The father applied to the Ontario court for an order requiring the children to be returned to Kuwait. The key question was whether that court had jurisdiction to make an order concerning the children’s custody and access in the circumstances.
The Ontario court ruled that it did not. After examining numerous issues, it ordered that the children were to be sent back to Kuwait.
First of all, the court noted that its authority over these children was already tenuous at best: Kuwait was not a signatory to the Hague Convention, so the court’s authority (if any) was found in the provisions of the provincial Children’s Law Reform Act. That legislation offered the court only very limited jurisdiction in cases like this one, where the children’s habitual residence was not Ontario.
Next, even though the children were refugee claimants, the court found that the mother had not met the evidentiary burden to prove they were at risk of serious harm if returned to Kuwait. The court rejected the mother’s notion that Kuwaiti family law does not protect women and children, after hearing evidence tendered by a court-qualified expert in Sharia law. The court itemized that expert’s evidence this way:
- He acknowledged that Kuwait is one of the more “progressive” Muslim countries.
- He confirmed that violence against women is taken seriously in Kuwait, as is the protection of children.
- He agreed in particular that Law 21, enacted in 2015, is a comprehensive and progressive set of rules aimed at, among other things, protecting children from physical and emotional abuse.
- As a whole, he agreed that Kuwait has a fairly modern system of laws aimed at protecting women, children, and minorities.
…
[The expert] confirmed that to the extent that Sharia is a way of living, its core values include recognition of the obligation of husbands to support their wives and children, and to continue to do so when separated.

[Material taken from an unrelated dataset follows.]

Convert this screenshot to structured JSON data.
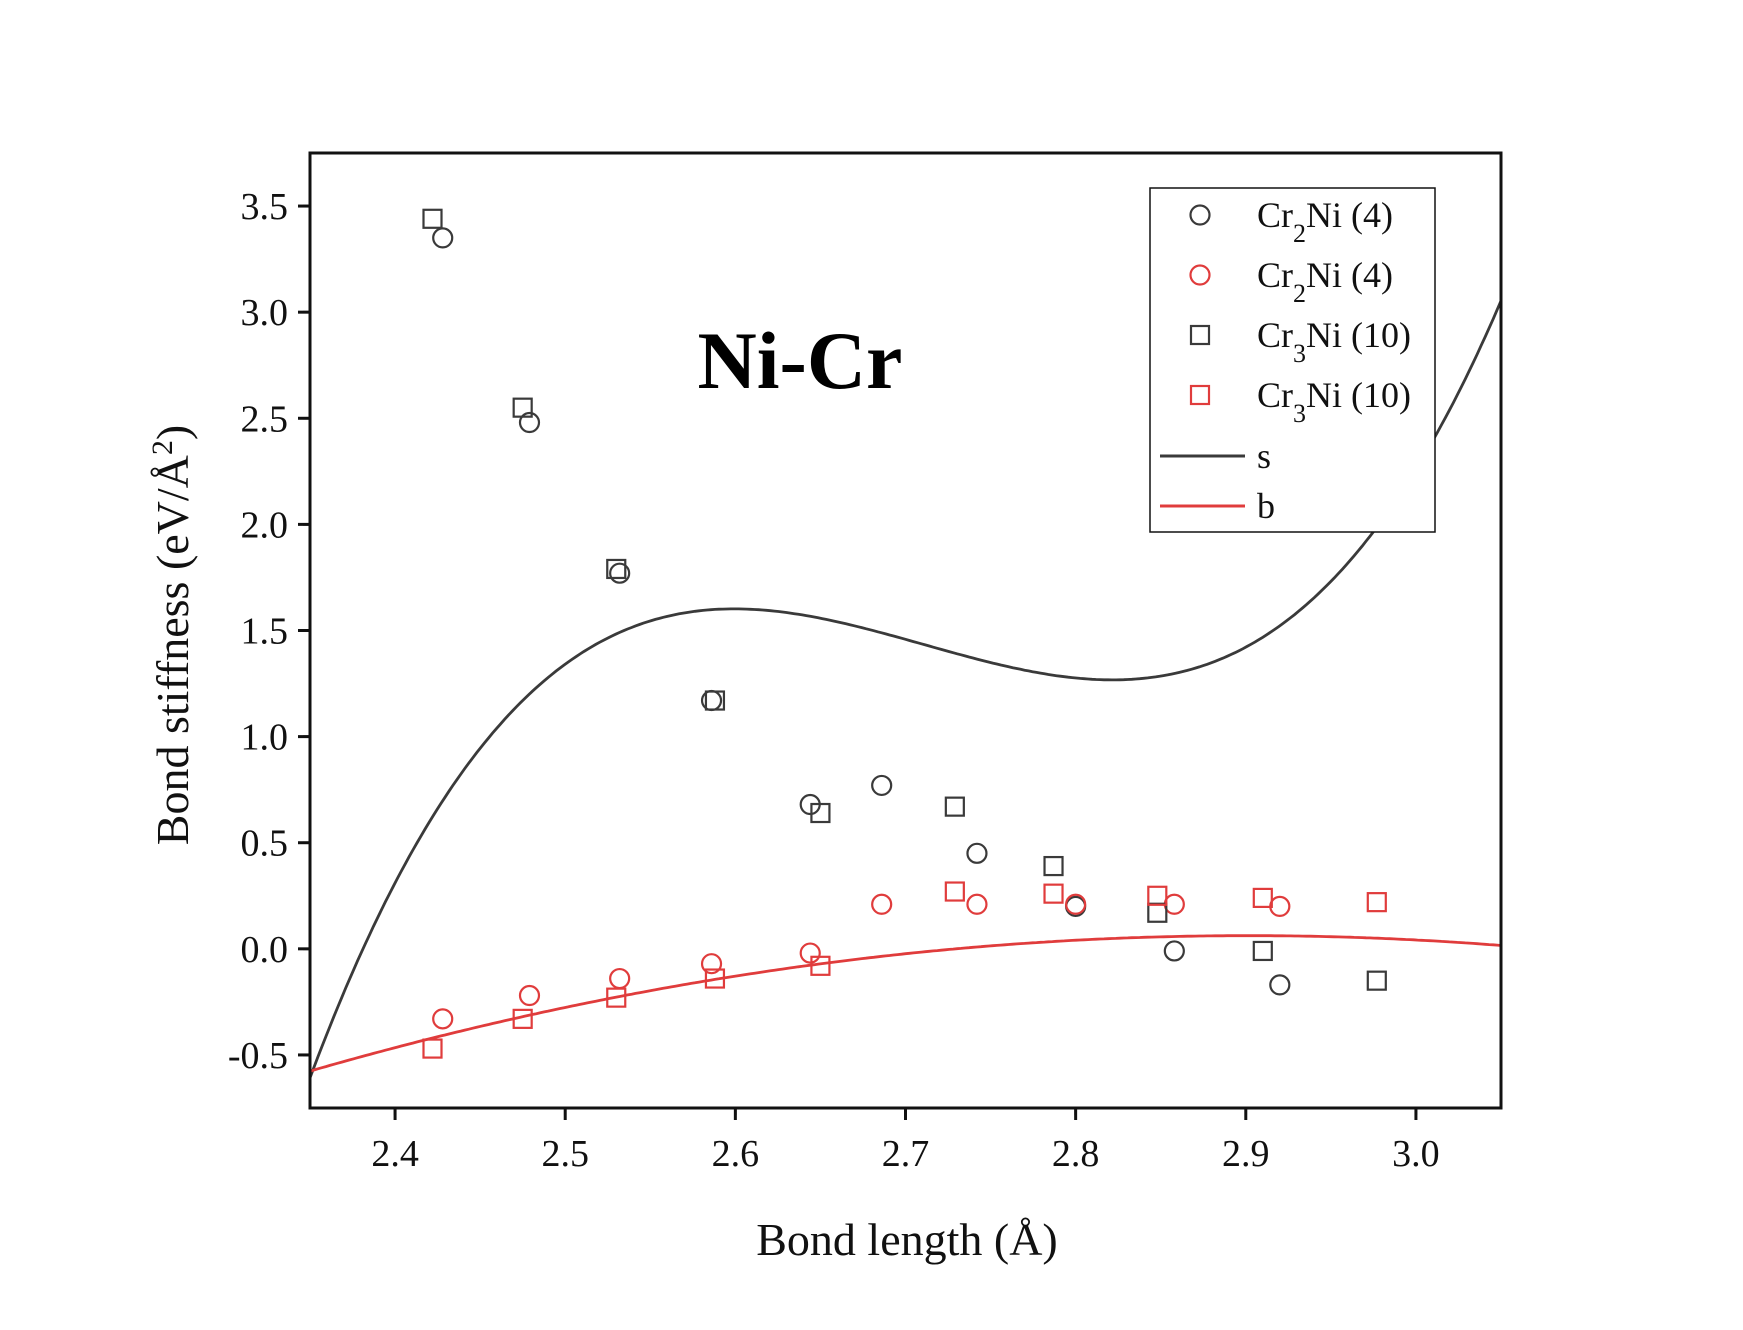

In terms of custody of children post-separation in the Islamic cultural context, he confirmed that the custodial presumption is in favour of mothers, not fathers, having primary care of young children.
[The expert’s] evidence described a family justice system in Kuwait which is distinct from that in Canada, has different historic cultural underpinnings, and makes some distinctions between male and female presumptive roles in a family. Both men and women, however, have access to and standing in the Kuwaiti courts.
[The expert’s] evidence was generally helpful to the court. However it did not support [the] mother’s contention that she is prevented by as a woman from advancing her position and asserting the children’s rights in the family law courts of Kuwait.
Accordingly, mother has not established that the children would suffer serious harm if the children are returned to Kuwait and the parents continue their family separation litigation there.
However, this was not the only basis for the court’s ruling in the father’s favour: It also found that in many other aspects of the mother’s claims, she was not credible. She gave inconsistent, exaggerated, evasive, and contradictory evidence, and omitted important details if they did not serve her narrative. The court also noted that while the eldest child wanted to stay in Canada, this was not sufficient to “tip the scales” in favour of having all of the children remain here.
In the end, the court ordered that it had no jurisdiction to deal with the children in Ontario, and that they had been wrongly removed from Kuwait by the mother. The children were ordered returned to that country, with the father booking and paying for all of their travels, which were to take place in the mother’s care.